Although a retirement village arrangement often involves a long-term leasehold interest, the definition of ‘ownership interest in a dwelling’ in the Tax Act is broad enough so that the disposal of such an interest can allow an individual to make a downsizer contribution.
Based on the definition in the Tax Act, an individual is taken to have an ownership interest in s dwelling if:
- for a dwelling which is not a flat or home unit, they have legal or equitable interest in the land on which the dwelling is erected or a licence or right to occupy it; or
- for a flat or home unit, the individual has
- a legal or equitable interest in a stratum unit, or
- a licence or right to occupy it, or
- a share in a company that owns a legal or equitable interest in the land on which the flat or home unit is erected and that it gives them a right to occupy it.
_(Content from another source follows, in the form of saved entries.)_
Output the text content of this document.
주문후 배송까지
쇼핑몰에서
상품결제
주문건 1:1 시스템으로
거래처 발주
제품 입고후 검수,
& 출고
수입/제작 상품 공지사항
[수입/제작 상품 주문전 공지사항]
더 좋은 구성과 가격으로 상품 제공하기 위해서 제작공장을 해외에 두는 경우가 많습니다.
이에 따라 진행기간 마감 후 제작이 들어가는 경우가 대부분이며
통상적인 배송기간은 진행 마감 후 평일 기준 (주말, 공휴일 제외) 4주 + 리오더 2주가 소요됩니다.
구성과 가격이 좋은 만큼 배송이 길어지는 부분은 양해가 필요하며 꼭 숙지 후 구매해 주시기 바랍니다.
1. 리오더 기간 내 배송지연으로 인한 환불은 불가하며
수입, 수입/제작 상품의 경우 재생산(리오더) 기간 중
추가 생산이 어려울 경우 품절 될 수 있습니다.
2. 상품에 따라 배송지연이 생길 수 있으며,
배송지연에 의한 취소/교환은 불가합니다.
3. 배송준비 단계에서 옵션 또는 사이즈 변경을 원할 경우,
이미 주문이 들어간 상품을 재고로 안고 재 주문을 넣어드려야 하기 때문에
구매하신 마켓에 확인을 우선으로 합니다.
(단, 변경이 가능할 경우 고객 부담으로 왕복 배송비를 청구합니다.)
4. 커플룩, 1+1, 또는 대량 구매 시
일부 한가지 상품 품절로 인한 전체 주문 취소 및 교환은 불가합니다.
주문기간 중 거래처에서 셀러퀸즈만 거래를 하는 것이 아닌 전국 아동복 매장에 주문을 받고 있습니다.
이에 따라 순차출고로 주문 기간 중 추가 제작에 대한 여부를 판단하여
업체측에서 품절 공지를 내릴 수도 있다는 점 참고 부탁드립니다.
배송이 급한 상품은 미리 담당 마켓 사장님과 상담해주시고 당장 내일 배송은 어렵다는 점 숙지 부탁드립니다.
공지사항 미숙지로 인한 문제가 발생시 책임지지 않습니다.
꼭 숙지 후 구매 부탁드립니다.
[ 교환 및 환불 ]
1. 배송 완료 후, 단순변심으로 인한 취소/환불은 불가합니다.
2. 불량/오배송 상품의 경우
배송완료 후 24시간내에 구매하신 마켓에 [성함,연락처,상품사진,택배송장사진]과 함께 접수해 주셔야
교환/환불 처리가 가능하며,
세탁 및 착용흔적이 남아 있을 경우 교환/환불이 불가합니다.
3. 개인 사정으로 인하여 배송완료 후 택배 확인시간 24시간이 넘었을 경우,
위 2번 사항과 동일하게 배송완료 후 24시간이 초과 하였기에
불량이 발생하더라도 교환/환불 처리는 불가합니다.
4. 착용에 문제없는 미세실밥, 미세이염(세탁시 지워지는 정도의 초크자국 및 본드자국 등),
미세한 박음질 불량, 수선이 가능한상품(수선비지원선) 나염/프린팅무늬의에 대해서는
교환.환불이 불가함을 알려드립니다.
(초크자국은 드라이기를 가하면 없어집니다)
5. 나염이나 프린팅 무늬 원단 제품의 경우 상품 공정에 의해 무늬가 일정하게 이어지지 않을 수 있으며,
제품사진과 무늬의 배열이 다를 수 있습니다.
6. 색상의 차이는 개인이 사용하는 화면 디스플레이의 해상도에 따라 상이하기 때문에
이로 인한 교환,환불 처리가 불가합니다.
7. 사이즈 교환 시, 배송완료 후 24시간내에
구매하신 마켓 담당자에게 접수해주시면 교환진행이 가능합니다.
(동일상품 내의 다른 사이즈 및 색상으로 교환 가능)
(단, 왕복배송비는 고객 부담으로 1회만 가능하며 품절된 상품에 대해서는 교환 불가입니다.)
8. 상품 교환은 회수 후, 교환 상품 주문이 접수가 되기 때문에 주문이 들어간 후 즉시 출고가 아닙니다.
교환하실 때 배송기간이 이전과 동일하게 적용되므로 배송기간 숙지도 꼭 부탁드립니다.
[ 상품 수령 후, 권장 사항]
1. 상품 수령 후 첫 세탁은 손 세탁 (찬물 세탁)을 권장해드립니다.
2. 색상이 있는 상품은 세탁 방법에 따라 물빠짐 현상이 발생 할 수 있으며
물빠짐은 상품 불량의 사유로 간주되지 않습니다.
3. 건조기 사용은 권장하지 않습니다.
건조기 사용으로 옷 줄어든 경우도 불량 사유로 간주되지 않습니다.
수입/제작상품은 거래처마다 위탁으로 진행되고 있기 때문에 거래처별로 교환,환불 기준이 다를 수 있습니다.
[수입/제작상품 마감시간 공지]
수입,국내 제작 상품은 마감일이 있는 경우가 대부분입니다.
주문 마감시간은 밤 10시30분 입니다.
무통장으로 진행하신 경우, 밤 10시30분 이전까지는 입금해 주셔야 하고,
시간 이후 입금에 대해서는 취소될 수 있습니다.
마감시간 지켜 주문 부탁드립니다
However, it is important that the retirement village accommodation does not meet the definition of a caravan, houseboat or other mobile home (for example, transportable homes where the person owns the property but leases the land on which it stands) as these are specifically excluded by the downsizer contribution legislation.
What happens if the downsizer contribution is ineligible?
If the ATO determine that a downsizer contribution does not meet all the eligibility requirements, they will notify the super fund that received the contribution.
The super fund will then treat the contribution as a member contribution and assess whether the contribution can be accepted under the usual super contribution rules contained in SIS Regulation 7.04 – age requirements and work test.
For example, for clients who are age 67 to 74 and have satisfied the work test (i.e. eligible to contribute), the fund can retain the contribution. This means, the individual may exceed their non-concessional cap if they have contributed $300,000 and are unable to trigger the non-concessional contribution bring-forward provisions.
If the super fund is unable to accept the contribution, for example, if the person is over age 75 or does not satisfy the work test, the super fund will return the contribution to the individual.